Pedrosa sendiri sudah 12 tahun lebih berada di kelas Motogp. Dan selama itu ia juga hanya membela satu tim, yaitu Repsol Honda.
![]() |
| foto : Getty Images |
Ternyata tidak hanya dikala balapan, dalam kehidupan sehari hari pun ia juga selalu menggunakan sepeda motor merk Honda.
"Sudah semenjak lama saya memakai motor Honda, tak hanya dikala balapan, sehari-hari saya juga sering menggunakan skuter Honda," kata Pedrosa.
Bahkan dikala berlatih trail alias garuk tanah, Dani juga menjatuhkan pilihan kepada motor Honda.
" Ketika berlatih supermotard, saya juga selalu menggunakan Honda, walaupun teman-teman memilih untuk menggunakan KTM. Kaprikornus situasi ibarat ini juga membuat saya selalu penasaran untuk mencoba menggunakan motor dari pabrikan lain." sambung Pedrosa.
Pedrosa juga membeberkan fakta bahwa ia nyaris pindah ke Yamaha awal demam isu ini. Ia mengaku menjadi pilihan kedua kalau Maverick Vinales tidak bergabung dengan Yamaha.
Kemudian Pedrosa juga mengutarakan pernyataan yang seolah membuktikan bahwa ia tertarik mengendarai motor Ducati.
"Sejauh ini saya tak pernah menggunakan motor Ducati. Nmun ibarat yang saya lihat dari para pembalap lain, motor mereka jauh berbeda, tidak terlalu intuitif tapi mungkin punya power tersendiri," tutup Pedrosa.
Cukup masuk logika kalau Pedrosa mempertimbangkan pindah dari Honda.
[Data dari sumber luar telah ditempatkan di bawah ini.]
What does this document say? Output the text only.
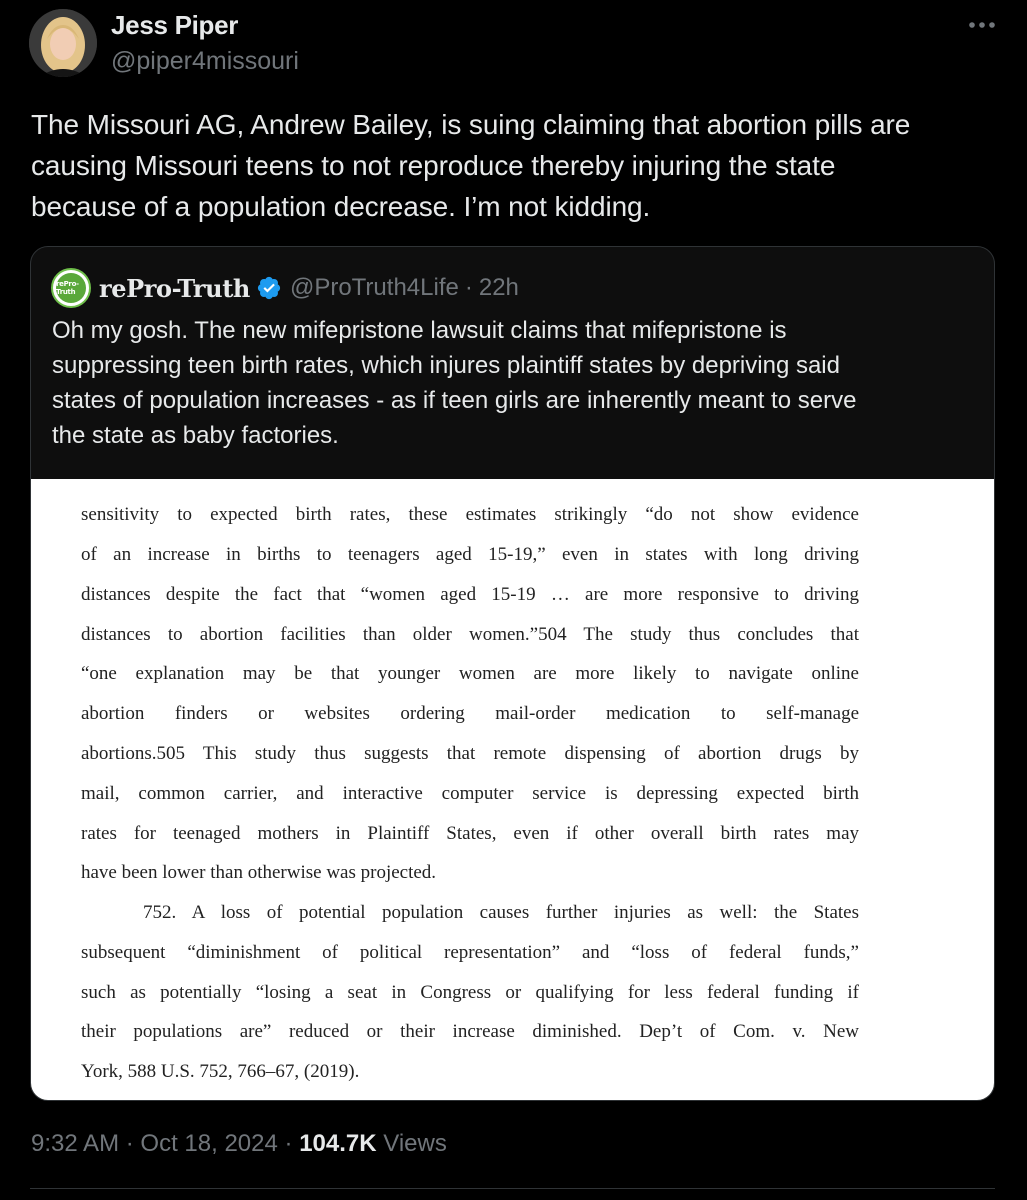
Jess Piper
@piper4missouri
The Missouri AG, Andrew Bailey, is suing claiming that abortion pills are
causing Missouri teens to not reproduce thereby injuring the state
because of a population decrease. I’m not kidding.
rePro-Truth rePro-Truth @ProTruth4Life · 22h
Oh my gosh. The new mifepristone lawsuit claims that mifepristone is
suppressing teen birth rates, which injures plaintiff states by depriving said
states of population increases - as if teen girls are inherently meant to serve
the state as baby factories.
sensitivity to expected birth rates, these estimates strikingly “do not show evidence
of an increase in births to teenagers aged 15-19,” even in states with long driving
distances despite the fact that “women aged 15-19 … are more responsive to driving
distances to abortion facilities than older women.”504 The study thus concludes that
“one explanation may be that younger women are more likely to navigate online
abortion finders or websites ordering mail-order medication to self-manage
abortions.505 This study thus suggests that remote dispensing of abortion drugs by
mail, common carrier, and interactive computer service is depressing expected birth
rates for teenaged mothers in Plaintiff States, even if other overall birth rates may
have been lower than otherwise was projected.
752. A loss of potential population causes further injuries as well: the States
subsequent “diminishment of political representation” and “loss of federal funds,”
such as potentially “losing a seat in Congress or qualifying for less federal funding if
their populations are” reduced or their increase diminished. Dep’t of Com. v. New
York, 588 U.S. 752, 766–67, (2019).
9:32 AM · Oct 18, 2024 · 104.7K Views
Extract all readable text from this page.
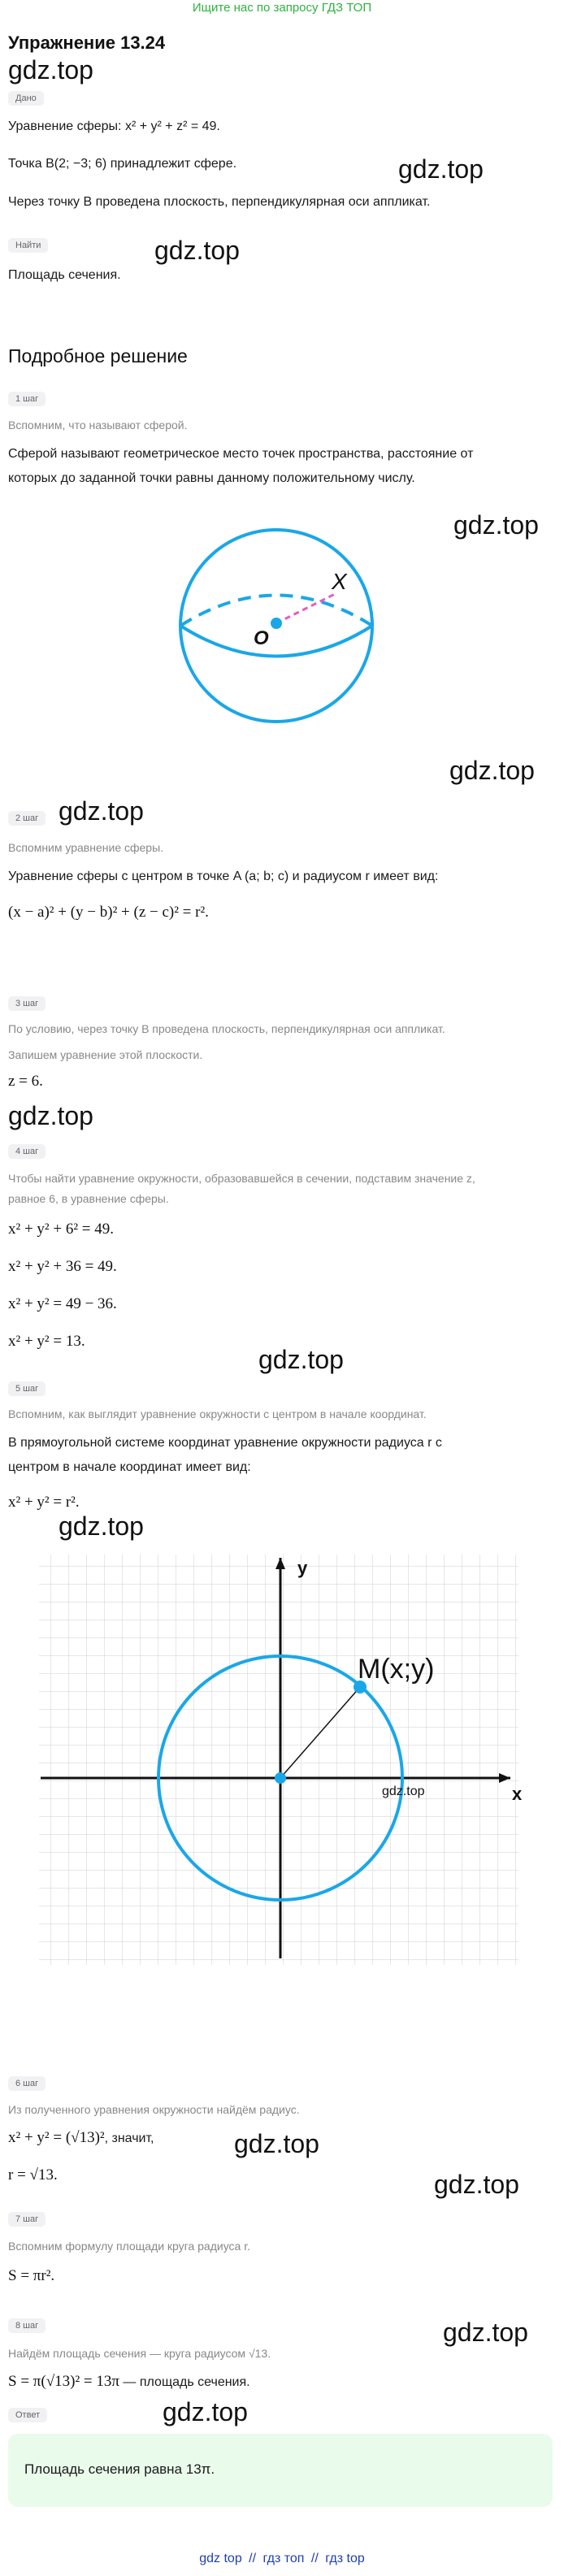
Ищите нас по запросу ГДЗ ТОП
Упражнение 13.24
gdz.top
Дано
Уравнение сферы: x² + y² + z² = 49.
Точка B(2; −3; 6) принадлежит сфере.	gdz.top
Через точку B проведена плоскость, перпендикулярная оси аппликат.
Найти	gdz.top
Площадь сечения.
Подробное решение
1 шаг
Вспомним, что называют сферой.
Сферой называют геометрическое место точек пространства, расстояние от
которых до заданной точки равны данному положительному числу.
gdz.top
O
X
gdz.top
gdz.top
2 шаг
Вспомним уравнение сферы.
Уравнение сферы с центром в точке A (a; b; c) и радиусом r имеет вид:
(x − a)² + (y − b)² + (z − c)² = r².
3 шаг
По условию, через точку B проведена плоскость, перпендикулярная оси аппликат.
Запишем уравнение этой плоскости.
z = 6.
gdz.top
4 шаг
Чтобы найти уравнение окружности, образовавшейся в сечении, подставим значение z,
равное 6, в уравнение сферы.
x² + y² + 6² = 49.
x² + y² + 36 = 49.
x² + y² = 49 − 36.
x² + y² = 13.
gdz.top
5 шаг
Вспомним, как выглядит уравнение окружности с центром в начале координат.
В прямоугольной системе координат уравнение окружности радиуса r с
центром в начале координат имеет вид:
x² + y² = r².
gdz.top
x
y
M(x;y)
gdz.top
6 шаг
Из полученного уравнения окружности найдём радиус.
x² + y² = (√13)², значит,	gdz.top
r = √13.	gdz.top
7 шаг
Вспомним формулу площади круга радиуса r.
S = πr².
8 шаг	gdz.top
Найдём площадь сечения — круга радиусом √13.
S = π(√13)² = 13π — площадь сечения.
Ответ	gdz.top
Площадь сечения равна 13π.
gdz top // гдз топ // гдз top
Mengingat selama 12 tahun kebersamaan mereka di Motogp, Pedrosa belum pernah sekalipun mempersembahkan gelar juara dunia bagi HRC.
Apalagi semenjak kedatangan Marc Marquez posisi Pedrosa seolah hanya sebagai rider kedua untuk mendampingi Marquez. Dengan moncernya prestasi Marquez, sebenarnya HRC mampu saja memutuskan kontrak dengan Pedrosa. Namun entah mengapa Pedrosa justru menerima perpanjangan kontrak sampai 2018 nanti.
Akan tetapi Pedrosa juga harus memikirkan baik-baik kalau ingin pindah ke Ducati. Motor Ducati cenderung sulit di kendalikan sementara gaya balap Pedrosa termasuk rapi dan lebih cocok dengan aksara motor Yamaha.
Bagaimanapun akhirnya, patut ditunggu apakah Pedrosa akan meninggalkan HRC. Tak ada salahnya bukan untuk mencoba motor lain.